Getting the most from your insecticide dollar
Most insecticides are aimed at the insect. If you don’t hit them, they don’t die.
Costs not only include the chemical – there’s the application equipment and labour. It’s quite a significant dollar number when you add up what you spend to get higher yields of unblemished produce to market.
Pest insects cost you. Decreasing pest damage to increase yield is the aim. If the value of your increased harvest is greater than the spend, you have a worthwhile return on your insect control dollar.
If your mission is to get better yield for less expense, you’d better ensure you’re getting the best possible result from your insecticidal dollar by hitting the insects.
Application technique is critical. You can choose to spray, mist, ULV, fog, or dust. To say: “We’ve always sprayed” is a bad reason to discard thinking about the alternatives. Spraying is application of big droplets, misting and ULV are smaller droplets so you use less liquid – and fogging uses less again. And now there are drones.
You may have trusty spray equipment that does the job for you, but maybe misting/ULV/ drones will also reach the pests using less liquid and save you money as well as application time. Cold fogging, which fires out water-based pesticide just might be better again.
Adjustable nozzles on a boom is normal. Adding air-blast increases efficiency. There are now cold fogging machines of various sizes (check out scintex.com.au for cold foggers and skytechsolutions.com.au for drones).
Two critically important criteria are: the pesticide must reach the pest, and tank size (frequency of refilling). Contacting the pest often depends on the type of pest. Aphids, thrips, caterpillars, various bugs and leafhoppers are always on the plant and are mostly reachable.
Systemic pesticides move around the sap-stream but you need to consider the withholding period. Residual insecticides stay where they are put – but plants grow new leaves in a couple of days and the sap-suckers move to the new, juicy growth – so you may need to re-spray.
There is a quick and foolproof way to find out if your application technique is up to the mark. Do your own bioassay using a rudimentary scientific method. It will take you maybe an hour to test-treat 2–3 small patches in a crop.
Live insects are essential. If you use PyBo Natural Pyrethrum Insecticidal Concentrate, diluted at 1 ml/L, any pests you contact will be dead in about 5–10 minutes (large caterpillars or bugs may take longer but you will recognise from their twitching that they at least were contacted).
· Using your current equipment and technique, apply the solution to say 3–5 trees at the end of a row (both sides)
· Check the result within 10 minutes. Dead or dying insects were contacted; anything living were missed
· Change something physical; nozzle angles, droplet size, air blast, speed?

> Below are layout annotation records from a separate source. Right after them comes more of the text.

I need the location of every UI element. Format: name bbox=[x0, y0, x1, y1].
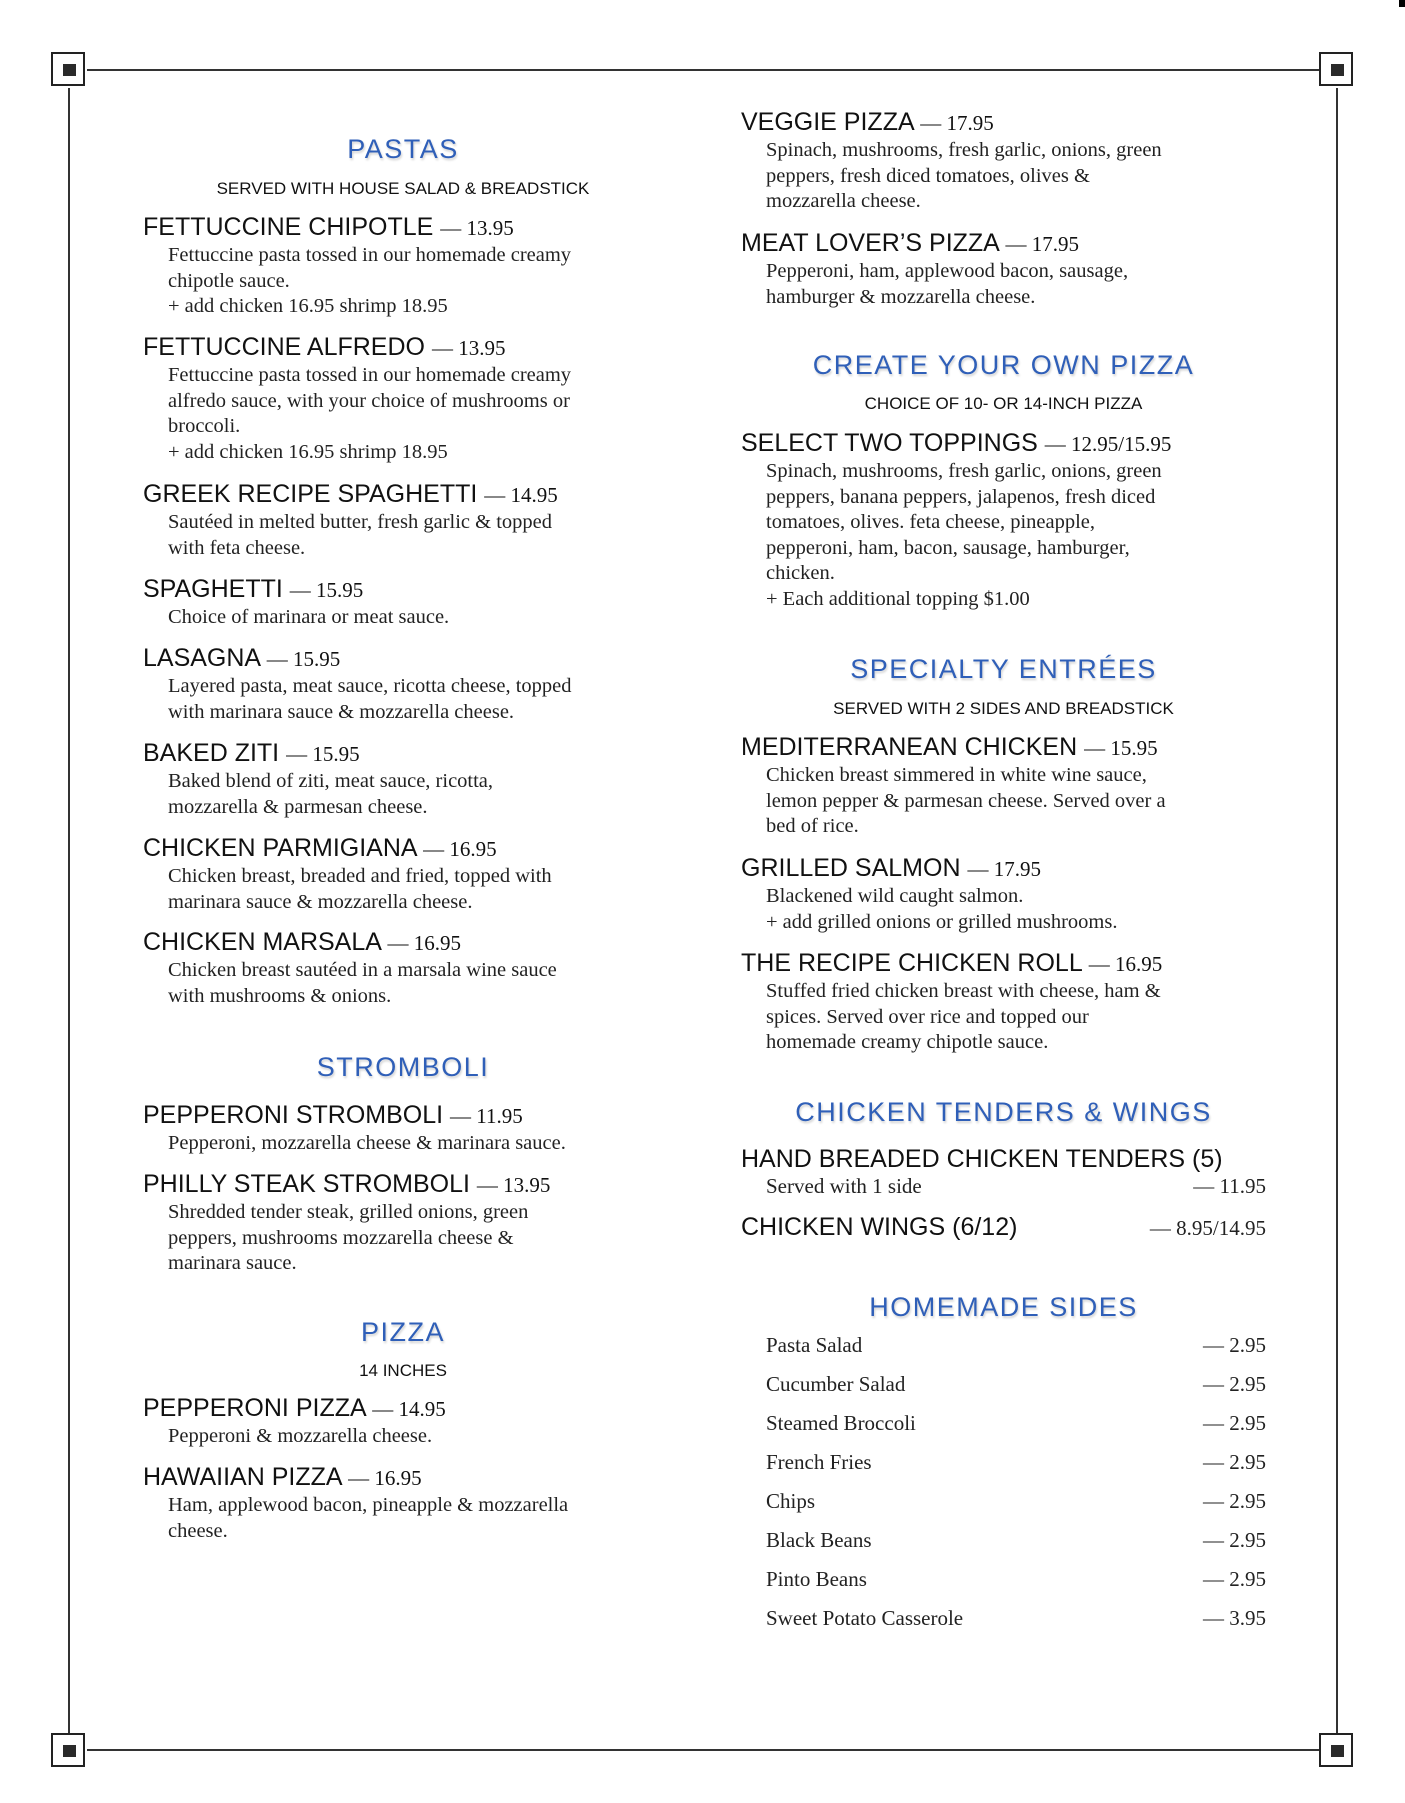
item-description: Chicken breast sautéed in a marsala wine sauce with mushrooms & onions. bbox=[168, 959, 557, 1007]
menu-item bbox=[741, 853, 1266, 935]
item-price: — 17.95 bbox=[920, 111, 994, 135]
item-price: — 16.95 bbox=[348, 1466, 422, 1490]
side-item: French Fries — 2.95 bbox=[766, 1450, 1266, 1474]
menu-item bbox=[741, 228, 1266, 310]
item-price: — 15.95 bbox=[289, 578, 364, 602]
menu-item bbox=[143, 1393, 663, 1450]
item-description: Choice of marinara or meat sauce. bbox=[168, 606, 450, 628]
item-name: PEPPERONI STROMBOLI bbox=[143, 1101, 444, 1129]
item-name: GRILLED SALMON bbox=[741, 854, 961, 882]
menu-item bbox=[741, 107, 1266, 215]
item-name: CHICKEN MARSALA bbox=[143, 928, 381, 956]
corner-handle-bottom-right bbox=[1319, 1733, 1353, 1767]
section-title-pastas: PASTAS bbox=[347, 134, 459, 164]
section-subtitle-specialty-entrees: SERVED WITH 2 SIDES AND BREADSTICK bbox=[833, 699, 1174, 718]
menu-item bbox=[143, 1462, 663, 1544]
side-item: Sweet Potato Casserole — 3.95 bbox=[766, 1606, 1266, 1630]
item-price: — 8.95/14.95 bbox=[1149, 1216, 1266, 1240]
item-name: LASAGNA bbox=[143, 644, 260, 672]
menu-item bbox=[741, 732, 1266, 840]
item-name: MEDITERRANEAN CHICKEN bbox=[741, 733, 1078, 761]
item-name: CHICKEN PARMIGIANA bbox=[143, 834, 417, 862]
side-item: Cucumber Salad — 2.95 bbox=[766, 1372, 1266, 1396]
menu-item-wings bbox=[741, 1213, 1266, 1242]
corner-handle-bottom-left bbox=[51, 1733, 85, 1767]
section-title-stromboli: STROMBOLI bbox=[316, 1052, 490, 1082]
item-price: — 16.95 bbox=[423, 837, 497, 861]
menu-item bbox=[143, 833, 663, 915]
menu-item-tenders bbox=[741, 1144, 1266, 1174]
item-price: — 13.95 bbox=[476, 1173, 551, 1197]
item-description: Blackened wild caught salmon. + add grilled onions or grilled mushrooms. bbox=[766, 885, 1118, 933]
section-title-homemade-sides: HOMEMADE SIDES bbox=[869, 1292, 1138, 1322]
section-subtitle-create-your-own-pizza: CHOICE OF 10- OR 14-INCH PIZZA bbox=[864, 394, 1143, 413]
item-description: Pepperoni, mozzarella cheese & marinara sauce. bbox=[168, 1132, 566, 1154]
item-price: — 13.95 bbox=[431, 336, 506, 360]
item-price: — 15.95 bbox=[1084, 736, 1158, 760]
section-title-pizza: PIZZA bbox=[360, 1317, 445, 1347]
item-price: — 15.95 bbox=[286, 742, 360, 766]
item-description: Spinach, mushrooms, fresh garlic, onions, green peppers, fresh diced tomatoes, olives & mozzarella cheese. bbox=[766, 139, 1162, 212]
item-price: — 14.95 bbox=[484, 483, 558, 507]
side-item: Chips — 2.95 bbox=[766, 1489, 1266, 1513]
menu-item bbox=[143, 927, 663, 1009]
menu-item bbox=[143, 479, 663, 561]
item-description: Stuffed fried chicken breast with cheese, ham & spices. Served over rice and topped our homemade creamy chipotle sauce. bbox=[766, 980, 1161, 1053]
item-name: VEGGIE PIZZA bbox=[741, 108, 914, 136]
section-subtitle-pastas: SERVED WITH HOUSE SALAD & BREADSTICK bbox=[216, 179, 590, 198]
item-note: Served with 1 side bbox=[766, 1174, 922, 1198]
menu-item bbox=[143, 574, 663, 631]
menu-item bbox=[143, 1100, 663, 1157]
item-name: THE RECIPE CHICKEN ROLL bbox=[741, 949, 1082, 977]
frame-right-line bbox=[1336, 88, 1338, 1733]
item-description: Spinach, mushrooms, fresh garlic, onions, green peppers, banana peppers, jalapenos, fresh diced tomatoes, olives. feta cheese, pineapple, pepperoni, ham, bacon, sausage, hamburger, chicken. + Each additional topping $1.00 bbox=[766, 460, 1162, 610]
item-description: Fettuccine pasta tossed in our homemade creamy alfredo sauce, with your choice of mushrooms or broccoli. + add chicken 16.95 shrimp 18.95 bbox=[168, 364, 572, 463]
item-description: Layered pasta, meat sauce, ricotta cheese, topped with marinara sauce & mozzarella cheese. bbox=[168, 675, 572, 723]
side-item: Pinto Beans — 2.95 bbox=[766, 1567, 1266, 1591]
menu-item bbox=[741, 948, 1266, 1056]
item-name: CHICKEN WINGS (6/12) bbox=[741, 1213, 1018, 1241]
item-name: SPAGHETTI bbox=[143, 575, 283, 603]
item-price: — 16.95 bbox=[387, 931, 462, 955]
item-name: GREEK RECIPE SPAGHETTI bbox=[143, 480, 478, 508]
item-description: Sautéed in melted butter, fresh garlic & topped with feta cheese. bbox=[168, 511, 553, 559]
menu-item bbox=[143, 1169, 663, 1277]
item-description: Chicken breast, breaded and fried, topped with marinara sauce & mozzarella cheese. bbox=[168, 865, 552, 913]
section-title-specialty-entrees: SPECIALTY ENTRÉES bbox=[850, 654, 1157, 684]
item-price: — 14.95 bbox=[372, 1397, 446, 1421]
corner-handle-top-right bbox=[1319, 52, 1353, 86]
item-price: — 12.95/15.95 bbox=[1044, 432, 1172, 456]
section-subtitle-pizza: 14 INCHES bbox=[359, 1361, 447, 1380]
item-description: Shredded tender steak, grilled onions, green peppers, mushrooms mozzarella cheese & marinara sauce. bbox=[168, 1201, 529, 1274]
item-name: PEPPERONI PIZZA bbox=[143, 1394, 366, 1422]
item-name: FETTUCCINE ALFREDO bbox=[143, 333, 425, 361]
side-item: Pasta Salad — 2.95 bbox=[766, 1333, 1266, 1357]
item-name: FETTUCCINE CHIPOTLE bbox=[143, 213, 434, 241]
section-title-chicken-tenders-wings: CHICKEN TENDERS & WINGS bbox=[795, 1097, 1212, 1127]
item-description: Pepperoni, ham, applewood bacon, sausage, hamburger & mozzarella cheese. bbox=[766, 260, 1129, 308]
item-price: — 13.95 bbox=[440, 216, 514, 240]
item-name: BAKED ZITI bbox=[143, 739, 280, 767]
menu-item bbox=[741, 428, 1266, 612]
menu-item bbox=[143, 332, 663, 465]
item-price: — 11.95 bbox=[450, 1104, 523, 1128]
item-description: Ham, applewood bacon, pineapple & mozzarella cheese. bbox=[168, 1494, 569, 1542]
item-name: HAND BREADED CHICKEN TENDERS (5) bbox=[741, 1145, 1223, 1173]
menu-item bbox=[143, 738, 663, 820]
item-price: — 15.95 bbox=[266, 647, 341, 671]
item-description: Chicken breast simmered in white wine sauce, lemon pepper & parmesan cheese. Served over a bed of rice. bbox=[766, 764, 1166, 837]
frame-bottom-line bbox=[87, 1749, 1319, 1751]
item-description: Pepperoni & mozzarella cheese. bbox=[168, 1425, 433, 1447]
item-price: — 17.95 bbox=[967, 857, 1041, 881]
corner-mark bbox=[1399, 0, 1405, 7]
item-name: HAWAIIAN PIZZA bbox=[143, 1463, 342, 1491]
item-description: Baked blend of ziti, meat sauce, ricotta, mozzarella & parmesan cheese. bbox=[168, 770, 494, 818]
section-title-create-your-own-pizza: CREATE YOUR OWN PIZZA bbox=[812, 350, 1195, 380]
menu-item bbox=[143, 212, 663, 320]
frame-top-line bbox=[87, 69, 1319, 71]
frame-left-line bbox=[68, 88, 70, 1733]
side-item: Steamed Broccoli — 2.95 bbox=[766, 1411, 1266, 1435]
item-price: — 11.95 bbox=[1193, 1174, 1266, 1198]
item-name: MEAT LOVER’S PIZZA bbox=[741, 229, 999, 257]
item-price: — 17.95 bbox=[1005, 232, 1079, 256]
item-name: SELECT TWO TOPPINGS bbox=[741, 429, 1038, 457]
item-description: Fettuccine pasta tossed in our homemade creamy chipotle sauce. + add chicken 16.95 shrimp 18.95 bbox=[168, 244, 572, 317]
side-item: Black Beans — 2.95 bbox=[766, 1528, 1266, 1552]
item-name: PHILLY STEAK STROMBOLI bbox=[143, 1170, 470, 1198]
tenders-price-row bbox=[741, 1174, 1266, 1199]
item-price: — 16.95 bbox=[1088, 952, 1163, 976]
menu-item bbox=[143, 643, 663, 725]
corner-handle-top-left bbox=[51, 52, 85, 86]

· Go to another row and do the same process; apply and check
· If you’re not satisfied, change something else and repeat on another section
· When you are getting over 90% affected – that’s the way you do it from then on – for any insecticide.
Commercial growers can obtain a free 1L sample of PyBo by Googling ‘pybo trial’ and test the results for themselves using the above techniques.
You can also use this process to compare the effectiveness/efficiency of different pieces of equipment.
A bioassay gives a real-world result; it involves you, your equipment, your plants against your insects. If one application technique provides better results than the others – that’s the way to go from then on.
The PyBo is not obligatory; it is suggested because it kills – in a few minutes, every arthropod it contacts – and there is no residual problem because there is only a one-day withholding period.
If you now recognise that insect control is an investment toward high-yielding crops you might as well tweak your application and reassess your equipment to get the best return.